Do atelier de Natália, no “coração” do Chiado, ao Museu do Oriente, à beira rio, em Alcântara, a viagem é curta. Foi lá que, durante todo o verão, apresentou setenta-e-uma pinturas, numa exposição retrospetiva. Ou como Natália a considerou: “Monumental”. E é lá que prossegue a conversa. Os primeiros quadros, pintou-os em 2012; os últimos foram pintados em 2016. “Parti o tornozelo há um ano. Ainda não estou bem. [Assim se explica o cambalear de Natália no atelier] Tinha que pintar aos bocadinhos por causa das dores. Pintava. Sentava-me. Voltava a pintar. Não podia era não pintar”, conta-nos.

E pintou do Chiado à Índia, de Timor-Leste a Macau — daí a exposição se chamar “Do Ocidente para o Oriente”; quadros abstracionistas — “É onde me sinto melhor hoje, no abstrato” –, figurativos; telas imensas, maiores do que ela; cor, muita cor, sobreposições, um traço comum: o de Natália Gromicho. “O [Museu do] Oriente é o ponto mais alto da minha carreira. É ‘o’ ponto. E é o museu mais vanguarda do meu país. Só estou aqui porque a doutora Manuela d’Oliveira Martins [diretora do Museu do Oriente] me convidou. Eu ainda lhe perguntei: “Oh doutora, quer mesmo que eu exponha aqui? Tem a certeza? Ela queria mesmo”, recorda.

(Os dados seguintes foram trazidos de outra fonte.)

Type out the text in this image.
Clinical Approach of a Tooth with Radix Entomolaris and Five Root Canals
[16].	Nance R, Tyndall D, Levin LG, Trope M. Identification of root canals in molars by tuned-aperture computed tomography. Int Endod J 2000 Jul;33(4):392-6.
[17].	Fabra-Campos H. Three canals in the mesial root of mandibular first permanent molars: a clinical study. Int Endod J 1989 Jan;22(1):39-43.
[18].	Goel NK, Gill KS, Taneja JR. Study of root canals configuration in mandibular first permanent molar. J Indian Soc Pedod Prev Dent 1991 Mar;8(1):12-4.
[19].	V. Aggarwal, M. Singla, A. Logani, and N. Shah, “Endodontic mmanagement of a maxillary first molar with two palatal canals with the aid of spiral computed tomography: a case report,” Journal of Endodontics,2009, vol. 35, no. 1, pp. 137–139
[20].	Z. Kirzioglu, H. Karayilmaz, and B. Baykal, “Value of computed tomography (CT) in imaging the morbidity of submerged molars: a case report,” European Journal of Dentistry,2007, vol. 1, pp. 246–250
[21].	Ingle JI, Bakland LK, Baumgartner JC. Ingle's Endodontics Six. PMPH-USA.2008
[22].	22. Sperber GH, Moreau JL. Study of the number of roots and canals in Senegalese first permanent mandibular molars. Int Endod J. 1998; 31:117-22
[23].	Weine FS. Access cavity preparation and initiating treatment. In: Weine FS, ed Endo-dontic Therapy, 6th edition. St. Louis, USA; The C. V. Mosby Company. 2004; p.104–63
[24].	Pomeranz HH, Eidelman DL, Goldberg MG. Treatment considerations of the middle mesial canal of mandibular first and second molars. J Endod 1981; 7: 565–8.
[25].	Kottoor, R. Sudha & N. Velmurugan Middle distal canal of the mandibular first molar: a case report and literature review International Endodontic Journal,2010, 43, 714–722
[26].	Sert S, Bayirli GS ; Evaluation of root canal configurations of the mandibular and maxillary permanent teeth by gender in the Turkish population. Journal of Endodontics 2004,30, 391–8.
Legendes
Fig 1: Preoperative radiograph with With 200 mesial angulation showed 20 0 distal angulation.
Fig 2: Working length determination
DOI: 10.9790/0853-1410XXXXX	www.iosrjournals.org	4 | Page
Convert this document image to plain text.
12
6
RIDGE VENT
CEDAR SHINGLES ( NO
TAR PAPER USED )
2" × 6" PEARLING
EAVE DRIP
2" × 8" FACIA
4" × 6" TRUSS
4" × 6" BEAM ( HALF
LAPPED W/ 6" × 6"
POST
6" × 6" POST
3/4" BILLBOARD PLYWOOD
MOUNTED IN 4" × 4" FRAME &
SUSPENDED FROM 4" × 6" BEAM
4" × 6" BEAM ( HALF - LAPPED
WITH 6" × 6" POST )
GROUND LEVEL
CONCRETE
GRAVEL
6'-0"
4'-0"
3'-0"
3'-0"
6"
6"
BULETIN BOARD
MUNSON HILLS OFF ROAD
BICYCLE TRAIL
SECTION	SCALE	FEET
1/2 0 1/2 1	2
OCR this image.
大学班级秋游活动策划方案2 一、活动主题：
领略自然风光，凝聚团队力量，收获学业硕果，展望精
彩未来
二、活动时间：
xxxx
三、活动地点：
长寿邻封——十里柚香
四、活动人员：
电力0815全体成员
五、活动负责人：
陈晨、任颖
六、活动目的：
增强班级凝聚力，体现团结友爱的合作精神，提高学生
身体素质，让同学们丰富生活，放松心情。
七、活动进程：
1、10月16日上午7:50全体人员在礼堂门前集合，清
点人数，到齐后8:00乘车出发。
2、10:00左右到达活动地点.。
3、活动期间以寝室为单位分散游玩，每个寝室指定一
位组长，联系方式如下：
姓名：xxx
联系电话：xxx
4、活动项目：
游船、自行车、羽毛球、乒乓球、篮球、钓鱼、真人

Seguir-se-á o quê? Natália não sabe. Sabe que continuará no Chiado. E daí seguirá mundo fora. “Estou no ‘bunker’ todos dias. A pintar ao vivo. Na verdade, não estou a pintar ao vivo. Mas aquilo tem uma vitrina, as pessoas passam e veem-me a pintar. É por isso que pintar ao vivo [fê-lo na exposição do Museu do Oriente] para mim é normal. Mas sou a única que o faz. Conheces mais alguém que o faça em Portugal? Não há. É claro que trabalhar assim é uma exposição atroz para mim. Estou constantemente exposta. Mas habituei-me. Infelizmente não há a cultura, em Portugal, de se entrar e ver, de falar com o artista. O meu sonho é que me perguntassem quem eu sou. Que entrassem e perguntassem. Só isso. Sem fotografias. Isso era o meu sonho. E sonho continuar a pintar, mais e mais e mais. E poder ir pintar para um atelier com uma luz inublável.”